The fascinating contradiction here is that people do all this work instead of starting a business, yet for the same result. Some folks quit their jobs to set out as full-time searchers so that they can find a profitable business to buy instead of creating one from scratch. If you spend a year living off your savings as a searcher, you could’ve just as well spent that time opening a lemonade stand. It still comes down to time preference and risk tolerance, and it seems that there is a lot of promise in buying a business that you can profit off from day one as opposed to starting one and grinding toward the unlikely outcome of profitability. 

Step 3

Once you’ve purchased that business, the only thing left to do is operate it.

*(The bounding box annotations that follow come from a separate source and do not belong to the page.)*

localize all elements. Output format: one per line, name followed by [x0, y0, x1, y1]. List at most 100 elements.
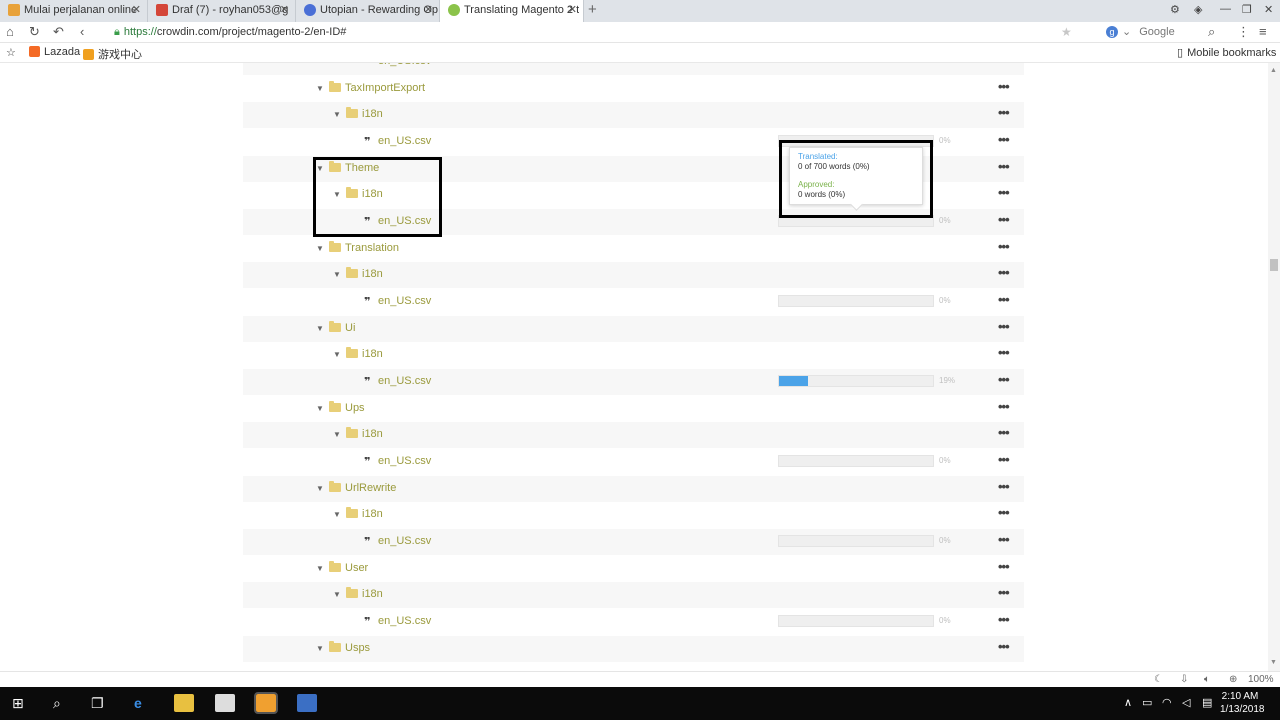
tree-folder-row[interactable]: ▼ TaxImportExport •••	[243, 76, 1024, 102]
tray-up-icon[interactable]: ∧	[1124, 696, 1132, 709]
tree-file-row[interactable]: ❞ en_US.csv 19% •••	[243, 369, 1024, 396]
task-view-icon[interactable]: ❐	[91, 695, 104, 712]
search-icon[interactable]: ⌕	[53, 695, 61, 712]
folder-name[interactable]: i18n	[362, 348, 383, 360]
tab-crowdin[interactable]: Translating Magento 2 t ✕	[440, 0, 584, 22]
file-name[interactable]: en_US.csv	[378, 615, 431, 627]
folder-name[interactable]: Ups	[345, 402, 365, 414]
bookmark-game-center[interactable]: 游戏中心	[83, 46, 142, 62]
more-options-icon[interactable]: •••	[998, 345, 1010, 360]
tree-folder-row[interactable]: ▼ Usps •••	[243, 635, 1024, 662]
home-icon[interactable]: ⌂	[6, 24, 14, 39]
search-engine-selector[interactable]: g ⌄ Google	[1106, 25, 1175, 38]
more-options-icon[interactable]: •••	[998, 452, 1010, 467]
more-options-icon[interactable]: •••	[998, 399, 1010, 414]
file-name[interactable]: en_US.csv	[378, 135, 431, 147]
progress-bar[interactable]	[778, 295, 934, 308]
search-icon[interactable]: ⌕	[1208, 24, 1215, 40]
zoom-icon[interactable]: ⊕	[1229, 674, 1237, 685]
bookmark-lazada[interactable]: Lazada	[29, 46, 80, 58]
tree-folder-row[interactable]: ▼ i18n •••	[243, 102, 1024, 129]
tree-folder-row[interactable]: ▼ i18n •••	[243, 342, 1024, 368]
close-icon[interactable]: ✕	[424, 3, 433, 16]
expand-caret-icon[interactable]: ▼	[333, 510, 341, 519]
more-options-icon[interactable]: •••	[998, 505, 1010, 520]
more-options-icon[interactable]: •••	[998, 132, 1010, 147]
browser-app-icon[interactable]	[254, 692, 278, 714]
tree-file-row[interactable]: ❞ en_US.csv 0% •••	[243, 529, 1024, 556]
expand-caret-icon[interactable]: ▼	[316, 644, 324, 653]
close-icon[interactable]: ✕	[132, 3, 141, 16]
minimize-icon[interactable]: —	[1220, 3, 1231, 15]
menu-icon[interactable]: ⚙	[1170, 3, 1180, 16]
more-options-icon[interactable]: •••	[998, 425, 1010, 440]
close-icon[interactable]: ✕	[568, 3, 577, 16]
more-options-icon[interactable]: •••	[998, 79, 1010, 94]
url-field[interactable]: 🔒︎ https://crowdin.com/project/magento-2/…	[114, 26, 346, 39]
file-name[interactable]: en_US.csv	[378, 535, 431, 547]
more-options-icon[interactable]: •••	[998, 612, 1010, 627]
folder-name[interactable]: Translation	[345, 242, 399, 254]
more-options-icon[interactable]: •••	[998, 532, 1010, 547]
file-name[interactable]: en_US.csv	[378, 295, 431, 307]
progress-bar[interactable]	[778, 455, 934, 468]
tree-file-row[interactable]: ❞ en_US.csv	[243, 63, 1024, 75]
scroll-thumb[interactable]	[1270, 259, 1278, 271]
tree-folder-row[interactable]: ▼ Ups •••	[243, 396, 1024, 422]
progress-bar[interactable]	[778, 615, 934, 628]
more-menu-icon[interactable]: ⋮	[1237, 24, 1250, 40]
edge-icon[interactable]: e	[134, 695, 142, 711]
expand-caret-icon[interactable]: ▼	[316, 324, 324, 333]
expand-caret-icon[interactable]: ▼	[333, 350, 341, 359]
tree-folder-row[interactable]: ▼ Ui •••	[243, 315, 1024, 342]
hamburger-icon[interactable]: ≡	[1259, 24, 1267, 39]
scroll-up-icon[interactable]: ▲	[1270, 67, 1277, 74]
folder-name[interactable]: i18n	[362, 588, 383, 600]
folder-name[interactable]: i18n	[362, 268, 383, 280]
tree-file-row[interactable]: ❞ en_US.csv 0% •••	[243, 289, 1024, 315]
new-tab-button[interactable]: +	[588, 1, 597, 18]
expand-caret-icon[interactable]: ▼	[333, 270, 341, 279]
more-options-icon[interactable]: •••	[998, 639, 1010, 654]
folder-name[interactable]: TaxImportExport	[345, 82, 425, 94]
expand-caret-icon[interactable]: ▼	[333, 430, 341, 439]
windows-start-icon[interactable]: ⊞	[12, 695, 24, 712]
folder-name[interactable]: Ui	[345, 322, 355, 334]
vertical-scrollbar[interactable]: ▲ ▼	[1268, 63, 1280, 671]
folder-name[interactable]: i18n	[362, 108, 383, 120]
word-icon[interactable]	[297, 694, 317, 712]
undo-icon[interactable]: ↶	[53, 24, 64, 40]
wifi-icon[interactable]: ◠	[1162, 696, 1172, 709]
file-name[interactable]: en_US.csv	[378, 63, 431, 67]
store-icon[interactable]	[215, 694, 235, 712]
clock[interactable]: 2:10 AM 1/13/2018	[1220, 690, 1265, 716]
expand-caret-icon[interactable]: ▼	[333, 590, 341, 599]
tab-utopian[interactable]: Utopian - Rewarding Op ✕	[296, 0, 440, 22]
more-options-icon[interactable]: •••	[998, 105, 1010, 120]
tree-folder-row[interactable]: ▼ i18n •••	[243, 582, 1024, 609]
more-options-icon[interactable]: •••	[998, 212, 1010, 227]
more-options-icon[interactable]: •••	[998, 292, 1010, 307]
folder-name[interactable]: Usps	[345, 642, 370, 654]
expand-caret-icon[interactable]: ▼	[316, 484, 324, 493]
night-mode-icon[interactable]: ☾	[1154, 674, 1163, 685]
tab-mulai[interactable]: Mulai perjalanan online ✕	[0, 0, 148, 22]
file-name[interactable]: en_US.csv	[378, 455, 431, 467]
tree-folder-row[interactable]: ▼ Translation •••	[243, 236, 1024, 262]
scroll-down-icon[interactable]: ▼	[1270, 659, 1277, 666]
bookmark-star-icon[interactable]: ★	[1061, 25, 1072, 39]
file-name[interactable]: en_US.csv	[378, 375, 431, 387]
more-options-icon[interactable]: •••	[998, 159, 1010, 174]
back-icon[interactable]: ‹	[80, 24, 84, 39]
star-outline-icon[interactable]: ☆	[6, 46, 16, 59]
expand-caret-icon[interactable]: ▼	[316, 244, 324, 253]
restore-icon[interactable]: ❐	[1242, 3, 1252, 16]
folder-name[interactable]: i18n	[362, 508, 383, 520]
more-options-icon[interactable]: •••	[998, 559, 1010, 574]
file-explorer-icon[interactable]	[174, 694, 194, 712]
tree-folder-row[interactable]: ▼ UrlRewrite •••	[243, 475, 1024, 502]
folder-name[interactable]: i18n	[362, 428, 383, 440]
tab-gmail[interactable]: Draf (7) - royhan053@g ✕	[148, 0, 296, 22]
expand-caret-icon[interactable]: ▼	[316, 564, 324, 573]
speaker-icon[interactable]: ◁	[1182, 696, 1190, 709]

The only step in this overly simplified process that I’m entirely ignorant of, yet my ignorance will not keep me out of my armchair. From one wantrepreneur to another, I’ll now tell you how to run a business. Lucky for me, it appears that search entrepreneurs can benefit from proclaiming their ignorance in this process. Another key distinction between the zero-to-one startup approach and the one-to-two acquisition approach. Why might an entrepreneur start a landscaping business? Because they’ve mowed a lawn or two and are willing to work. Why might another entrepreneur buy that business? Because they’re willing to learn everything the first guy already has and keep the ball rolling. The laws of physics are of extreme advantage for the latter businessman. An object in motion wants to stay in motion, so if some brilliant person is already making money mowing lawns, paying them for their business and some of their time to teach you how to do the same thing is a pretty good bet. Never having run a business, this is all I can say on the topic. People go into business for many reasons, and though this post began on the topic of wealth creation, there are more rewards to be reaped in business besides money. 

Conclusion

Nothing about any of the steps here described is easy. Nothing about risk management at all is easy. Buying a house isn’t easy. Working 9 to 5 isn’t easy. Having a good life isn’t easy. The challenge is implied in the engagement of opportunity, and embracing challenge is the cost of mining an opportunity’s rewards. Entrepreneurship is the sexy label we give to a risky divergence from the most common path to a good life. Entrepreneurs are heroes on a journey fraught with challenges, though the journey of an employee can be described in the same way. The challenge is inherent in any pursuit, less it would not require action. Therefore, along with time preference and risk tolerance, an action also communicates an individual’s preference for a challenge. I decided to buy a business because I wanted to experience the challenge of running one. I want to experience risk and get used to its accompanying discomfort. Taking risks is a skill that is reflected in an individual’s quality of life. Excuse my confidence in saying so, but the quality of life I’m referring to is subjective, meaning that Range Rovers only affect the quality of life to the extent that they satisfy their owners, rather than their pricetag. If a man makes a living selling insurance for Statefarm, retires in a condo, and loves every second of it, he is an excellent risk manager. He took all the right risks to attain the quality of life he wanted. Someone who does the same and dies miserably didn’t do themselves justice and probably lived a life of quiet desperation. I want to practice taking risks while I’m living in an apartment with no dependents so that I’m confident in my skill level by the time I’ve got a house and family on the line. When I venture into the zeitgeist for my afternoon podcast, I find an imploring number of interviews of folks who risked much larger estates than mine on business ventures. Some are less successful than others, mind you. Others are killing it and plenty are just making ends meet. Yet, the overwhelming attitude amongst these folks is that they’re all proud to have risen to the challenge of business. I think there’s something special in the act of doing business and for that, I’ll continue looking at deals and exploring new ways to enter this arena. I’m hoping to flex my risk muscle a little harder this year and continue learning what a good life means to me. I’m glad to have you along for the ride.